SoCal gas storage dropped from 653 MMCF, the second-highest daily storage in the past year to a withdrawal of 71 MMCF over the span of five days. Northern California and Jackson Prairie also saw movement from storage to withdrawals during the same span of time.
Seattle is forecasted to top out at 79 today, seven degrees above normal, but perhaps the last above-normal day in the next couple weeks as the 10th tops out at just 70. Portland will hit 80 today but doesn’t show another day that warm in the next fourteen.
Loads increased for the third-consecutive day as temps slowly creeped back above normal across the region. Week-on-week demand was down close to 300 MW.
Demand decreased in NP-15 with peak loads more than 600 MW short of the day before, though loads remained up week-on-week. Despite peak demand dropping day-on-day, light load hours were up.
San Jose is projecting a daily high three degrees below normal today. Highs are forecasting within a couple degrees for the next week but could see temps increase 5+ degrees above normal by the 14th. Sacramento has slightly more of a deviation from average as tomorrow projects a high of 95, five above normal.
SP demand increased 400 MW day-on-day and but also fell short week-on-week by close to 1,600 MW in peak loads. Off-peak demand was up 400 MW day-on-day.

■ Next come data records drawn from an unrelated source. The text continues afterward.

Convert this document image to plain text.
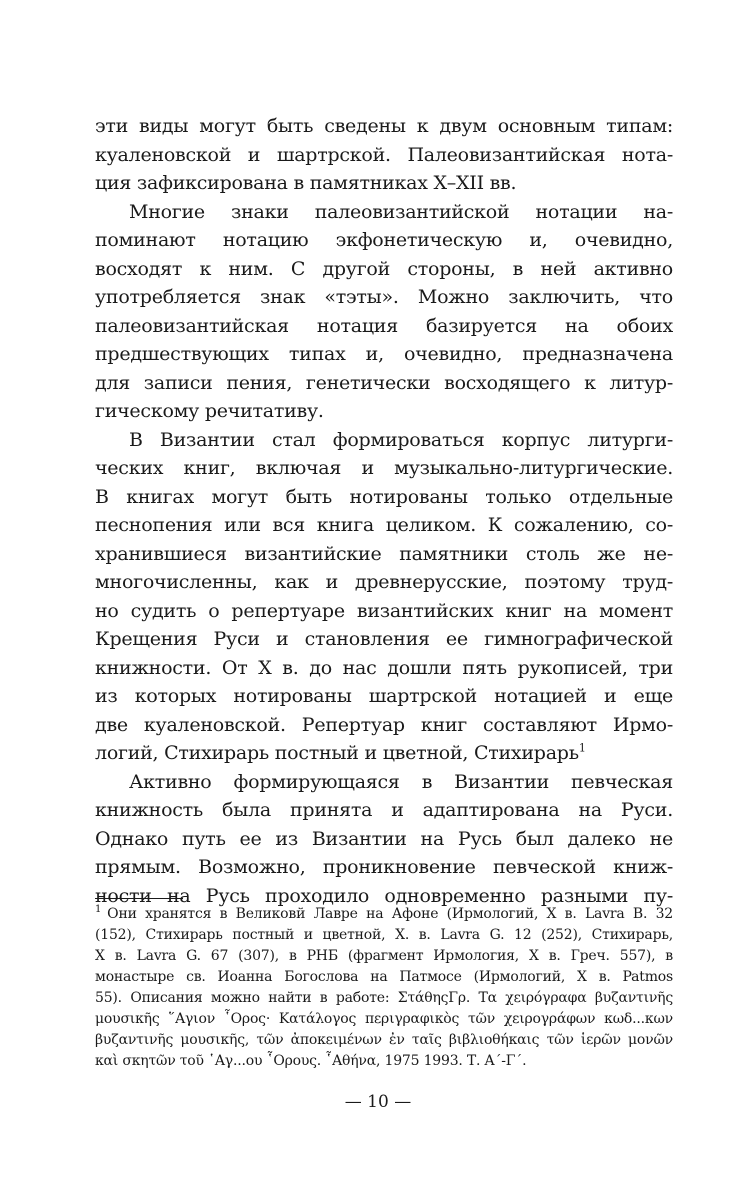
эти виды могут быть сведены к двум основным типам:
куаленовской и шартрской. Палеовизантийская нота-
ция зафиксирована в памятниках X–XII вв.
Многие знаки палеовизантийской нотации на-
поминают нотацию экфонетическую и, очевидно,
восходят к ним. С другой стороны, в ней активно
употребляется знак «тэты». Можно заключить, что
палеовизантийская нотация базируется на обоих
предшествующих типах и, очевидно, предназначена
для записи пения, генетически восходящего к литур-
гическому речитативу.
В Византии стал формироваться корпус литурги-
ческих книг, включая и музыкально-литургические.
В книгах могут быть нотированы только отдельные
песнопения или вся книга целиком. К сожалению, со-
хранившиеся византийские памятники столь же не-
многочисленны, как и древнерусские, поэтому труд-
но судить о репертуаре византийских книг на момент
Крещения Руси и становления ее гимнографической
книжности. От X в. до нас дошли пять рукописей, три
из которых нотированы шартрской нотацией и еще
две куаленовской. Репертуар книг составляют Ирмо-
логий, Стихирарь постный и цветной, Стихирарь$^1$
Активно формирующаяся в Византии певческая
книжность была принята и адаптирована на Руси.
Однако путь ее из Византии на Русь был далеко не
прямым. Возможно, проникновение певческой книж-
ности на Русь проходило одновременно разными пу-
$^1$ Они хранятся в Великовй Лавре на Афоне (Ирмологий, X в. Lavra B. 32
(152), Стихирарь постный и цветной, X. в. Lavra G. 12 (252), Стихирарь,
X в. Lavra G. 67 (307), в РНБ (фрагмент Ирмология, X в. Греч. 557), в
монастыре св. Иоанна Богослова на Патмосе (Ирмологий, X в. Patmos
55). Описания можно найти в работе: ΣτάθηςΓρ. Τα χειρόγραφα βυζαντινῆς
μουσικῆς ῞Αγιον ῟Ορος· Κατάλογος περιγραφικὸς τῶν χειρογράφων κωδ...κων
βυζαντινῆς μουσικῆς, τῶν ἀποκειμένων ἐν ταῖς βιβλιοθήκαις τῶν ἱερῶν μονῶν
καὶ σκητῶν τοῦ ῾Αγ...ου ῟Ορους. ῟Αθήνα, 1975 1993. Τ. Α΄-Γ΄.
— 10 —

Burbank shows a high of 85 today, four degrees shy of normal, but that won’t be the trend as we move into the weekend. The 8th is projecting a high of 95, ten degrees above normal, while the 9th checks in at 92.
Light load demand was off close to 600 MW day-on-day while heavy loads fell 1,100 MW short of Tuesday. Yesterday also marked a significant drop from last week — 1,900 MW at peak load.
Phoenix is set to reach a high of 108 on the 8th, eight degrees above normal and three degrees warmer than Friday. Highs aren’t projecting below 103 for the next 12 days. Vegas may be even warmer as the 8th is forecasting a high of 106, one degree warmer than the previous 10-year high for that day.
All nukes remain at 100% this week.
SP gas noms jumped 190,000 MCF since the 3rd of September and are approaching the third-highest total since last October. NP had a sharp increase of its own, and though it fell short of setting annual highs, it still amounted to a 415,000 MCF increase over four days.
SP-15 solar fell to just 6,300 MW on Tuesday, the lowest daily high in over three weeks. Mid-C wind topped out just above 500 MW to start off the week. This is a far cry from the 2,000+ MW peaks we saw at the end of last week.
ISO gas outages tacked on 300 MW yesterday but are still well below the daily totals we saw at the end of August (3,788 WM on the 28th).
Grand Coulee has held steady at 1,279 for the past week. Hungry Horse and Dworshak are steadily dropping with 1′ and 4′ shed since the 31st respectively. Libby seems to have found its sweet spot at 2,443 as it’s settled in that range for the past five days.
Spill came to a halt across the entirety of the Northwest.
A significant change to report for COI as every hour from 9/10 10:00 AM to 9/17 10:00 AM is showing a TTC at 3,900 MW. Thereafter TTC drops to 2,865 through the 20th.
No shifts in NOB TTC to report this week.